Data on all clinical findings were previously published for the first 2392 cases of this data set, which included one case with the 22q11.2 deletion [9]. Additionally, all syndromic CNVs in karyotypically normal samples from 17,424 cases in this data set were presented at the American Society of Reproductive Medicine 2016 meeting. This included 6 cases with the 22q11.2 deletion [29].

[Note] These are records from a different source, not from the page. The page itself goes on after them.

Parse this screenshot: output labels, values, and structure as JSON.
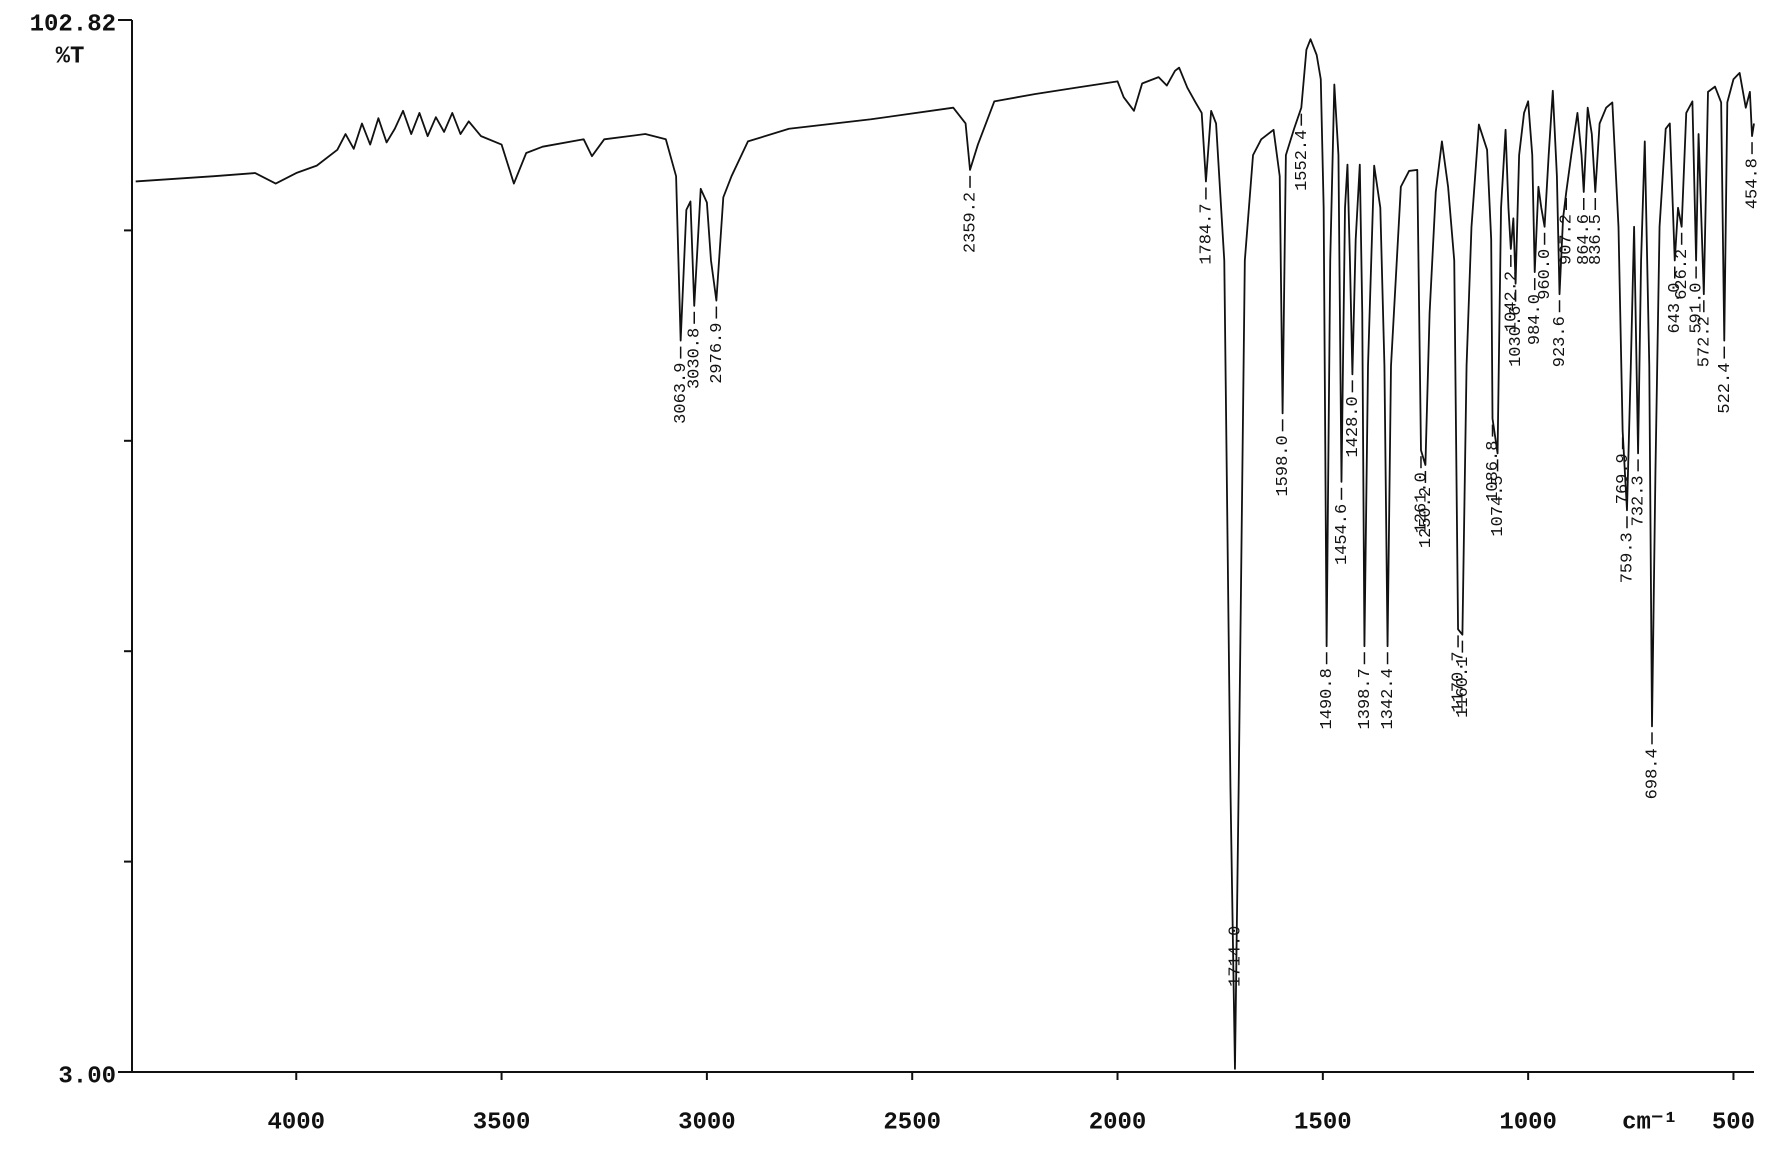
{
  "chart_data": {
    "type": "line",
    "ylabel": "%T",
    "xlabel": "cm⁻¹",
    "color": "#111111",
    "xlim": [
      4400,
      450
    ],
    "ylim": [
      3.0,
      102.82
    ],
    "xticks": [
      4000,
      3500,
      3000,
      2500,
      2000,
      1500,
      1000,
      500
    ],
    "yticks": [
      {
        "value": 3.0,
        "label": "3.00"
      },
      {
        "value": 102.82,
        "label": "102.82"
      }
    ],
    "yminor_ticks": [
      22.964,
      42.928,
      62.892,
      82.856
    ],
    "x": [
      4391,
      4200,
      4100,
      4050,
      4000,
      3950,
      3900,
      3880,
      3860,
      3840,
      3820,
      3800,
      3780,
      3760,
      3740,
      3720,
      3700,
      3680,
      3660,
      3640,
      3620,
      3600,
      3580,
      3550,
      3500,
      3470,
      3440,
      3400,
      3300,
      3280,
      3250,
      3150,
      3100,
      3075,
      3063.9,
      3050,
      3040,
      3030.8,
      3015,
      3000,
      2990,
      2976.9,
      2960,
      2940,
      2900,
      2800,
      2600,
      2400,
      2370,
      2359.2,
      2340,
      2300,
      2200,
      2100,
      2000,
      1985,
      1960,
      1940,
      1900,
      1880,
      1860,
      1850,
      1830,
      1810,
      1795,
      1784.7,
      1772,
      1760,
      1740,
      1725,
      1714,
      1705,
      1690,
      1670,
      1650,
      1620,
      1605,
      1598,
      1590,
      1570,
      1552.4,
      1540,
      1530,
      1515,
      1505,
      1498,
      1490.8,
      1482,
      1472,
      1462,
      1454.6,
      1446,
      1440,
      1434,
      1428,
      1420,
      1410,
      1404,
      1398.7,
      1390,
      1375,
      1360,
      1350,
      1342.4,
      1334,
      1310,
      1290,
      1270,
      1261,
      1250.2,
      1240,
      1225,
      1210,
      1195,
      1180,
      1170.7,
      1160.1,
      1150,
      1138,
      1120,
      1100,
      1090,
      1086.8,
      1074.5,
      1066,
      1055,
      1048,
      1042.2,
      1036,
      1030.6,
      1022,
      1010,
      1000,
      990,
      984,
      975,
      968,
      960,
      950,
      940,
      930,
      923.6,
      915,
      907.2,
      895,
      880,
      870,
      864.6,
      855,
      845,
      836.5,
      826,
      810,
      795,
      780,
      769.9,
      759.3,
      750,
      742,
      732.3,
      725,
      716,
      705,
      698.4,
      690,
      680,
      665,
      655,
      643,
      635,
      626.2,
      615,
      600,
      591,
      585,
      572.2,
      562,
      545,
      530,
      522.4,
      515,
      500,
      485,
      470,
      460,
      454.8,
      450
    ],
    "values": [
      87.5,
      88.0,
      88.3,
      87.3,
      88.3,
      89.0,
      90.5,
      92.0,
      90.6,
      93.0,
      91.0,
      93.5,
      91.2,
      92.5,
      94.2,
      92.0,
      94.0,
      91.8,
      93.6,
      92.2,
      94.0,
      92.0,
      93.2,
      91.8,
      91.0,
      87.3,
      90.2,
      90.8,
      91.5,
      89.9,
      91.5,
      92.0,
      91.5,
      88.0,
      72.4,
      84.8,
      85.6,
      75.7,
      86.8,
      85.5,
      80.0,
      76.2,
      86.0,
      88.0,
      91.3,
      92.5,
      93.4,
      94.5,
      93.0,
      88.6,
      91.0,
      95.1,
      95.8,
      96.4,
      97.0,
      95.5,
      94.2,
      96.8,
      97.4,
      96.6,
      98.0,
      98.3,
      96.4,
      95.0,
      94.0,
      87.5,
      94.2,
      93.0,
      80.0,
      30.0,
      3.3,
      30.0,
      80.0,
      90.0,
      91.5,
      92.4,
      88.0,
      65.5,
      90.0,
      92.5,
      94.5,
      100.0,
      101.0,
      99.5,
      97.2,
      85.0,
      43.4,
      80.0,
      96.7,
      90.0,
      59.0,
      85.0,
      89.1,
      80.0,
      69.2,
      82.0,
      89.1,
      75.0,
      43.4,
      70.0,
      89.0,
      85.0,
      70.0,
      43.4,
      70.0,
      87.0,
      88.5,
      88.6,
      62.0,
      60.6,
      75.0,
      86.5,
      91.3,
      87.0,
      80.0,
      45.0,
      44.5,
      70.0,
      83.2,
      92.9,
      90.5,
      82.0,
      65.0,
      61.7,
      85.0,
      92.4,
      85.0,
      81.1,
      84.0,
      77.8,
      90.0,
      94.0,
      95.1,
      90.0,
      78.9,
      87.0,
      85.0,
      83.2,
      90.0,
      96.1,
      88.0,
      76.8,
      84.0,
      86.5,
      90.0,
      94.0,
      90.0,
      86.5,
      94.5,
      92.0,
      86.5,
      93.0,
      94.5,
      95.0,
      83.2,
      63.8,
      56.3,
      70.0,
      83.2,
      61.7,
      80.0,
      91.3,
      70.0,
      35.8,
      60.0,
      83.2,
      92.5,
      93.0,
      80.0,
      85.0,
      83.2,
      94.0,
      95.1,
      80.0,
      92.0,
      76.8,
      96.0,
      96.5,
      95.0,
      72.4,
      95.0,
      97.2,
      97.8,
      94.5,
      96.0,
      91.8,
      93.0
    ],
    "annotations": [
      {
        "x": 3063.9,
        "text": "3063.9"
      },
      {
        "x": 3030.8,
        "text": "3030.8"
      },
      {
        "x": 2976.9,
        "text": "2976.9"
      },
      {
        "x": 2359.2,
        "text": "2359.2"
      },
      {
        "x": 1784.7,
        "text": "1784.7"
      },
      {
        "x": 1714,
        "text": "1714.0"
      },
      {
        "x": 1598,
        "text": "1598.0"
      },
      {
        "x": 1552.4,
        "text": "1552.4"
      },
      {
        "x": 1490.8,
        "text": "1490.8"
      },
      {
        "x": 1454.6,
        "text": "1454.6"
      },
      {
        "x": 1428,
        "text": "1428.0"
      },
      {
        "x": 1398.7,
        "text": "1398.7"
      },
      {
        "x": 1342.4,
        "text": "1342.4"
      },
      {
        "x": 1261,
        "text": "1261.0"
      },
      {
        "x": 1250.2,
        "text": "1250.2"
      },
      {
        "x": 1170.7,
        "text": "1170.7"
      },
      {
        "x": 1160.1,
        "text": "1160.1"
      },
      {
        "x": 1086.8,
        "text": "1086.8"
      },
      {
        "x": 1074.5,
        "text": "1074.5"
      },
      {
        "x": 1042.2,
        "text": "1042.2"
      },
      {
        "x": 1030.6,
        "text": "1030.6"
      },
      {
        "x": 984,
        "text": "984.0"
      },
      {
        "x": 960,
        "text": "960.0"
      },
      {
        "x": 923.6,
        "text": "923.6"
      },
      {
        "x": 907.2,
        "text": "907.2"
      },
      {
        "x": 864.6,
        "text": "864.6"
      },
      {
        "x": 836.5,
        "text": "836.5"
      },
      {
        "x": 769.9,
        "text": "769.9"
      },
      {
        "x": 759.3,
        "text": "759.3"
      },
      {
        "x": 732.3,
        "text": "732.3"
      },
      {
        "x": 698.4,
        "text": "698.4"
      },
      {
        "x": 643,
        "text": "643.0"
      },
      {
        "x": 626.2,
        "text": "626.2"
      },
      {
        "x": 591,
        "text": "591.0"
      },
      {
        "x": 572.2,
        "text": "572.2"
      },
      {
        "x": 522.4,
        "text": "522.4"
      },
      {
        "x": 454.8,
        "text": "454.8"
      }
    ]
  }
}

Upon receipt at the commercial reference laboratory, POC specimens were processed by separating chorionic villi from maternal decidua using a standardized technique [30]. These, along with the maternal samples, were genotyped using lllumina CytoSNP-12b microarrays, which measures approximately 300,000 SNPs across the genome (roughly one every 10 kb) according to the manufacturer’s instructions (Illumina, Inc., San Diego, CA). After a genomic sample is run on a SNP array the results must pass an in-house quality control test before further analysis is done. Genotyped samples were analyzed for DNA copy number, uniparental disomy (UPD), parental origin of chromosome abnormalities, and maternal cell contamination (MCC) using the previously described proprietary Parental SupportTM algorithm [31]. In short, the allele ratios are calculated for each locus across a chromosome, and the clustering of allele ratios is indicative of the copy number for that chromosome. Comparison of the SNP identities between the maternal and POC data is used to identify maternal cell contamination, the parental origin of aneuploidy and unbalanced chromosome segments. Since parents were not consented for testing of their DNA nor is the father genetic material tested, we are not able to determine whether 22q11.2 deletions are inherited or de novo. Samples were classified as ‘abnormal’ or ‘normal’ based on the presence or absence of chromosome abnormalities that could be detected at the resolution of traditional karyotyping (i.e., >10 Mb). Coordinates for copy number variants (CNVs) >0.5 Mb were entered into the NCBI36/hg18 genome browser to determine clinical significance based on genes affected and previously reported overlapping CNVs. These coordinates were then converted to the GRCh38/hg38 assembly coordinates using the Lift Genome Annotations tool. To determine the statistical significance of maternal age values and of the incidence of the 22q11.2 deletion, independent two-sample t-tests were performed.